Although support groups are sought by people in mental distress, voices do not have a negative connotation for HVM. Only those who live the experience can say whether it is good or bad. This is because not every listener suffers from the phenomenon. “I knew a man who listened to a nurse talk when he was scared and that calmed him down”, says Clarissa.

It is common for the chat to go beyond voices and also include art, religion, trauma and prejudice. Thus, each group gains a specific configuration.

The one in Curitiba (PR) was created a year and a half ago by psychologist Loraine Oltmann de Oliveira, who worked at Caps and researched the subject in her master’s degree in collective health, at UFPR (Federal University of Parará). The meetings, which are online, bring together participants from all over Brazil and receive not only ombudsmen, but also those interested in the subject.
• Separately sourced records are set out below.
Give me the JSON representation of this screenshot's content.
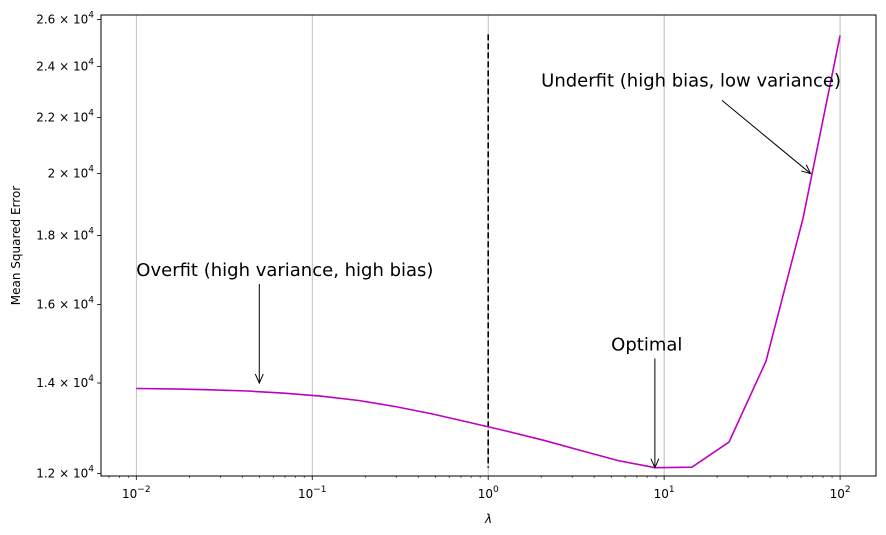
{
  "chart_data": {
    "type": "line",
    "xscale": "log",
    "yscale": "log",
    "xlabel": "λ",
    "ylabel": "Mean Squared Error",
    "xlim": [
      0.0063,
      160
    ],
    "ylim": [
      11950,
      26200
    ],
    "grid": "vertical",
    "line_color": "#bf00bf",
    "x": [
      0.01,
      0.0162,
      0.0264,
      0.0428,
      0.0695,
      0.1129,
      0.1833,
      0.2976,
      0.4833,
      0.7848,
      1.274,
      2.069,
      3.36,
      5.456,
      8.859,
      14.38,
      23.36,
      37.93,
      61.58,
      100
    ],
    "y": [
      13870,
      13860,
      13840,
      13810,
      13760,
      13690,
      13590,
      13450,
      13280,
      13090,
      12900,
      12700,
      12480,
      12270,
      12120,
      12130,
      12660,
      14530,
      18530,
      25300
    ],
    "vline": {
      "x": 1,
      "y_from": 12120,
      "y_to": 25350,
      "style": "dashed",
      "color": "#000000"
    },
    "xticks": [
      {
        "value": 0.01,
        "base": "10",
        "exp": "−2"
      },
      {
        "value": 0.1,
        "base": "10",
        "exp": "−1"
      },
      {
        "value": 1,
        "base": "10",
        "exp": "0"
      },
      {
        "value": 10,
        "base": "10",
        "exp": "1"
      },
      {
        "value": 100,
        "base": "10",
        "exp": "2"
      }
    ],
    "yticks": [
      {
        "value": 12000,
        "mant": "1.2 × 10",
        "exp": "4"
      },
      {
        "value": 14000,
        "mant": "1.4 × 10",
        "exp": "4"
      },
      {
        "value": 16000,
        "mant": "1.6 × 10",
        "exp": "4"
      },
      {
        "value": 18000,
        "mant": "1.8 × 10",
        "exp": "4"
      },
      {
        "value": 20000,
        "mant": "2 × 10",
        "exp": "4"
      },
      {
        "value": 22000,
        "mant": "2.2 × 10",
        "exp": "4"
      },
      {
        "value": 24000,
        "mant": "2.4 × 10",
        "exp": "4"
      },
      {
        "value": 26000,
        "mant": "2.6 × 10",
        "exp": "4"
      }
    ],
    "annotations": [
      {
        "text": "Overfit (high variance, high bias)",
        "text_x": 0.01,
        "text_y": 16800,
        "point_x": 0.05,
        "point_y": 14000,
        "anchor": "start"
      },
      {
        "text": "Optimal",
        "text_x": 5,
        "text_y": 14800,
        "point_x": 8.859,
        "point_y": 12120,
        "anchor": "start"
      },
      {
        "text": "Underfit (high bias, low variance)",
        "text_x": 2,
        "text_y": 23200,
        "point_x": 68,
        "point_y": 20000,
        "anchor": "start"
      }
    ]
  }
}
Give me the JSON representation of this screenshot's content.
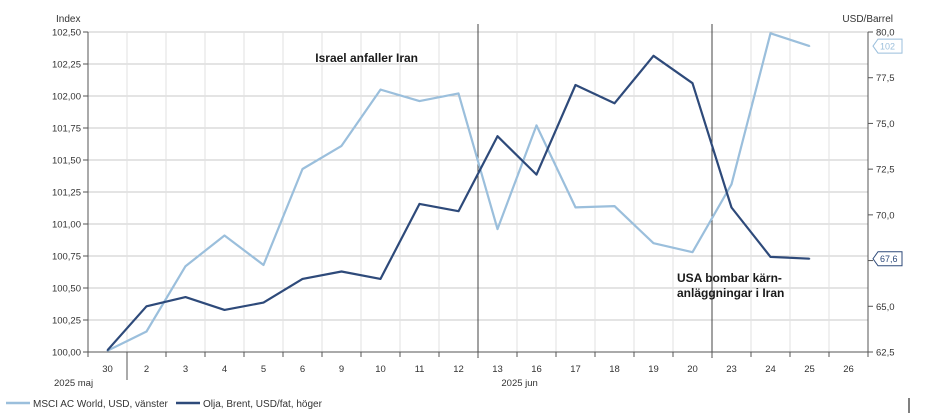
{
  "chart_data": {
    "type": "line",
    "left_axis_title": "Index",
    "right_axis_title": "USD/Barrel",
    "left_ylim": [
      100.0,
      102.5
    ],
    "left_ticks": [
      "100,00",
      "100,25",
      "100,50",
      "100,75",
      "101,00",
      "101,25",
      "101,50",
      "101,75",
      "102,00",
      "102,25",
      "102,50"
    ],
    "right_ylim": [
      62.5,
      80.0
    ],
    "right_ticks": [
      "62,5",
      "65,0",
      "67,5",
      "70,0",
      "72,5",
      "75,0",
      "77,5",
      "80,0"
    ],
    "x_labels": [
      "30",
      "2",
      "3",
      "4",
      "5",
      "6",
      "9",
      "10",
      "11",
      "12",
      "13",
      "16",
      "17",
      "18",
      "19",
      "20",
      "23",
      "24",
      "25",
      "26"
    ],
    "month_labels": [
      {
        "text": "2025 maj",
        "after_index": 0
      },
      {
        "text": "2025 jun",
        "after_index": 9
      }
    ],
    "grid": true,
    "series": [
      {
        "name": "MSCI AC World, USD, vänster",
        "axis": "left",
        "color": "#9bbfdc",
        "values": [
          100.01,
          100.16,
          100.67,
          100.91,
          100.68,
          101.43,
          101.61,
          102.05,
          101.96,
          102.02,
          100.96,
          101.77,
          101.13,
          101.14,
          100.85,
          100.78,
          101.31,
          102.49,
          102.39
        ]
      },
      {
        "name": "Olja, Brent, USD/fat, höger",
        "axis": "right",
        "color": "#2e4a7a",
        "values": [
          62.6,
          65.0,
          65.5,
          64.8,
          65.2,
          66.5,
          66.9,
          66.5,
          70.6,
          70.2,
          74.3,
          72.2,
          77.1,
          76.1,
          78.7,
          77.2,
          70.4,
          67.7,
          67.6
        ]
      }
    ],
    "annotations": [
      {
        "text": "Israel anfaller Iran",
        "at_index": 9.5
      },
      {
        "text": "USA bombar kärn-",
        "at_index": 15.5
      },
      {
        "text": "anläggningar i Iran",
        "at_index": 15.5
      }
    ],
    "end_labels": [
      {
        "text": "102",
        "series": 0
      },
      {
        "text": "67,6",
        "series": 1
      }
    ]
  }
}
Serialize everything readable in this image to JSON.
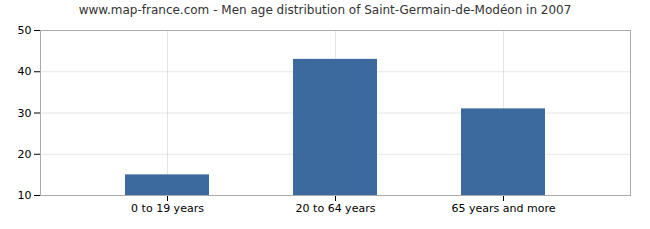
{
  "chart_data": {
    "type": "bar",
    "title": "www.map-france.com - Men age distribution of Saint-Germain-de-Modéon in 2007",
    "categories": [
      "0 to 19 years",
      "20 to 64 years",
      "65 years and more"
    ],
    "values": [
      15,
      43,
      31
    ],
    "color": "#3d6a9e",
    "ylim": [
      10,
      50
    ],
    "yticks": [
      10,
      20,
      30,
      40,
      50
    ],
    "grid": true
  }
}
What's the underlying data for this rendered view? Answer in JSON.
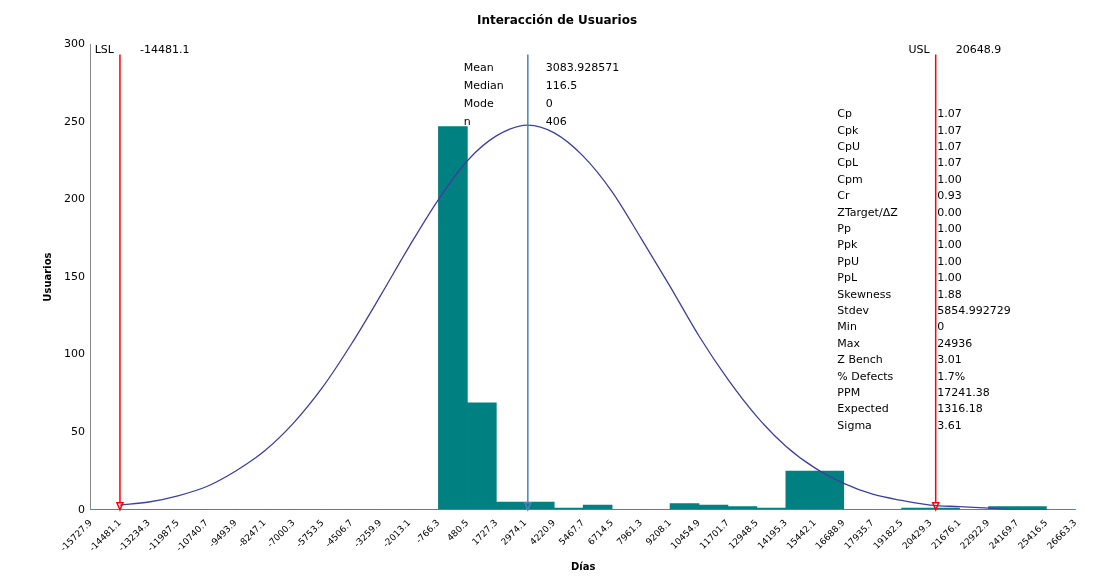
{
  "chart_data": {
    "type": "histogram",
    "title": "Interacción de Usuarios",
    "xlabel": "Días",
    "ylabel": "Usuarios",
    "bins": [
      -15727.9,
      -14481.1,
      -13234.3,
      -11987.5,
      -10740.7,
      -9493.9,
      -8247.1,
      -7000.3,
      -5753.5,
      -4506.7,
      -3259.9,
      -2013.1,
      -766.3,
      480.5,
      1727.3,
      2974.1,
      4220.9,
      5467.7,
      6714.5,
      7961.3,
      9208.1,
      10454.9,
      11701.7,
      12948.5,
      14195.3,
      15442.1,
      16688.9,
      17935.7,
      19182.5,
      20429.3,
      21676.1,
      22922.9,
      24169.7,
      25416.5,
      26663.3
    ],
    "values": [
      0,
      0,
      0,
      0,
      0,
      0,
      0,
      0,
      0,
      0,
      0,
      0,
      247,
      69,
      5,
      5,
      1,
      3,
      0,
      0,
      4,
      3,
      2,
      1,
      25,
      25,
      0,
      0,
      1,
      1,
      0,
      2,
      2,
      0
    ],
    "color": "#008080",
    "series": [
      {
        "type": "line",
        "color": "#3f3f9f",
        "x": [
          -14481.1,
          -13234.3,
          -11987.5,
          -10740.7,
          -9493.9,
          -8247.1,
          -7000.3,
          -5753.5,
          -4506.7,
          -3259.9,
          -2013.1,
          -766.3,
          480.5,
          1727.3,
          3083.9,
          4220.9,
          5467.7,
          6714.5,
          7961.3,
          9208.1,
          10454.9,
          11701.7,
          12948.5,
          14195.3,
          15442.1,
          16688.9,
          17935.7,
          19182.5,
          20429.3,
          21676.1,
          22922.9,
          24169.7,
          25416.5
        ],
        "values": [
          3,
          5,
          9,
          15,
          25,
          38,
          56,
          79,
          107,
          138,
          170,
          200,
          225,
          241,
          248,
          243,
          228,
          205,
          175,
          144,
          112,
          84,
          60,
          41,
          27,
          17,
          10,
          6,
          3,
          2,
          1,
          0,
          0
        ]
      }
    ],
    "xlim": [
      -15727.9,
      26663.3
    ],
    "xticks": [
      -15727.9,
      -14481.1,
      -13234.3,
      -11987.5,
      -10740.7,
      -9493.9,
      -8247.1,
      -7000.3,
      -5753.5,
      -4506.7,
      -3259.9,
      -2013.1,
      -766.3,
      480.5,
      1727.3,
      2974.1,
      4220.9,
      5467.7,
      6714.5,
      7961.3,
      9208.1,
      10454.9,
      11701.7,
      12948.5,
      14195.3,
      15442.1,
      16688.9,
      17935.7,
      19182.5,
      20429.3,
      21676.1,
      22922.9,
      24169.7,
      25416.5,
      26663.3
    ],
    "ylim": [
      0,
      300
    ],
    "yticks": [
      0,
      50,
      100,
      150,
      200,
      250,
      300
    ],
    "ref_lines": [
      {
        "axis": "x",
        "value": -14481.1,
        "label": "LSL",
        "color": "#ff0000"
      },
      {
        "axis": "x",
        "value": 20648.9,
        "label": "USL",
        "color": "#ff0000"
      },
      {
        "axis": "x",
        "value": 3083.928571,
        "color": "#4f81bd"
      }
    ],
    "annotations": [
      "-14481.1",
      "20648.9",
      "Mean\t3083.928571",
      "Median\t116.5",
      "Mode\t0",
      "n\t406",
      "Cp\t1.07",
      "Cpk\t1.07",
      "CpU\t1.07",
      "CpL\t1.07",
      "Cpm\t1.00",
      "Cr\t0.93",
      "ZTarget/ΔZ\t0.00",
      "Pp\t1.00",
      "Ppk\t1.00",
      "PpU\t1.00",
      "PpL\t1.00",
      "Skewness\t1.88",
      "Stdev\t5854.992729",
      "Min\t0",
      "Max\t24936",
      "Z Bench\t3.01",
      "% Defects\t1.7%",
      "PPM\t17241.38",
      "Expected\t1316.18",
      "Sigma\t3.61"
    ],
    "grid": false,
    "legend": false
  }
}
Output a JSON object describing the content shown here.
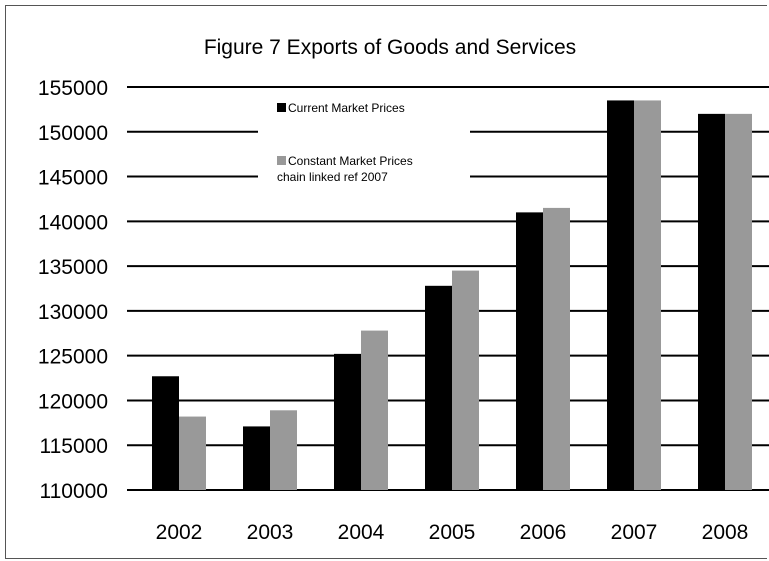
{
  "chart_data": {
    "type": "bar",
    "title": "Figure 7 Exports of Goods and Services",
    "xlabel": "",
    "ylabel": "",
    "categories": [
      "2002",
      "2003",
      "2004",
      "2005",
      "2006",
      "2007",
      "2008"
    ],
    "series": [
      {
        "name": "Current Market Prices",
        "color": "#000000",
        "values": [
          122700,
          117100,
          125200,
          132800,
          141000,
          153500,
          152000
        ]
      },
      {
        "name": "Constant Market Prices chain linked ref 2007",
        "name_lines": [
          "Constant Market Prices",
          "chain linked ref 2007"
        ],
        "color": "#999999",
        "values": [
          118200,
          118900,
          127800,
          134500,
          141500,
          153500,
          152000
        ]
      }
    ],
    "ylim": [
      110000,
      155000
    ],
    "yticks": [
      "110000",
      "115000",
      "120000",
      "125000",
      "130000",
      "135000",
      "140000",
      "145000",
      "150000",
      "155000"
    ],
    "grid": true,
    "legend": "top-center"
  }
}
A much-discussed topic there is to what extent it makes sense to silence voices with the use of medication.

Plastic artist André Coelho Fernandes Castro, 29, who lives in the city, has heard voices since he was a child. In the weekly conversations, he found a space of autonomy and freedom. “Today I’m just trying to understand what the voices want to tell me”, he says. To give vent to what he hears, the young man, who is also the group’s mediator, represents the phenomenon through art in graphic pieces.

The Voices Hearing Movement emerged amid debates that erupted in the second half of the last century and culminated in movements such as the anti-asylum struggle and psychiatric reform. In Brazil, one of the consequences of this scenario was the Anti-Asylum Law of 2001, which challenged treatment centered on the isolation of people in large hospitals, prioritizing patients’ autonomy and citizenship.

“We still see traces of an old psychiatry. But there are currents resisting this view. We are moving forward”, says physician Políbio José de Campos Souza, coordinator of the residency in psychiatry at Hospital Odilon Behrens, in Belo Horizonte (MG).

The proposal also advances by expanding the range of therapeutic possibilities. “Some patients want to silence their voices, others have no interest in that. We need to stop seeing people in the light of the same key”, points out psychiatrist Sabrina Stefanello.

Despite being used as a therapeutic practice, the approach is little known by traditional psychiatry. At the head of one of the oldest research programs on schizophrenia in Brazil, professor Mário Louzã, from USP, has never followed the proposal closely, but believes that support groups among peers can alleviate psychic suffering in cases where hearing indicates some mental disorder. The specialist reinforces only that, for this, medical treatment needs to be maintained in parallel.

The movement has been guiding debates in the public sphere. In Ribeirão Preto, a municipal law of 2020 instituted September 14 as Voices Hearing Day. On the date, meetings are held to break taboos about the phenomenon. The HVM also holds a global congress, which takes place annually. In 2022, the event was in Brazil.

This report was produced as part of the 7th Science and Health Journalism Program of Folha de S.Paulo, which had the support of the Serrapilheira Institute, Roche Laboratory and the Albert Einstein Beneficent Society.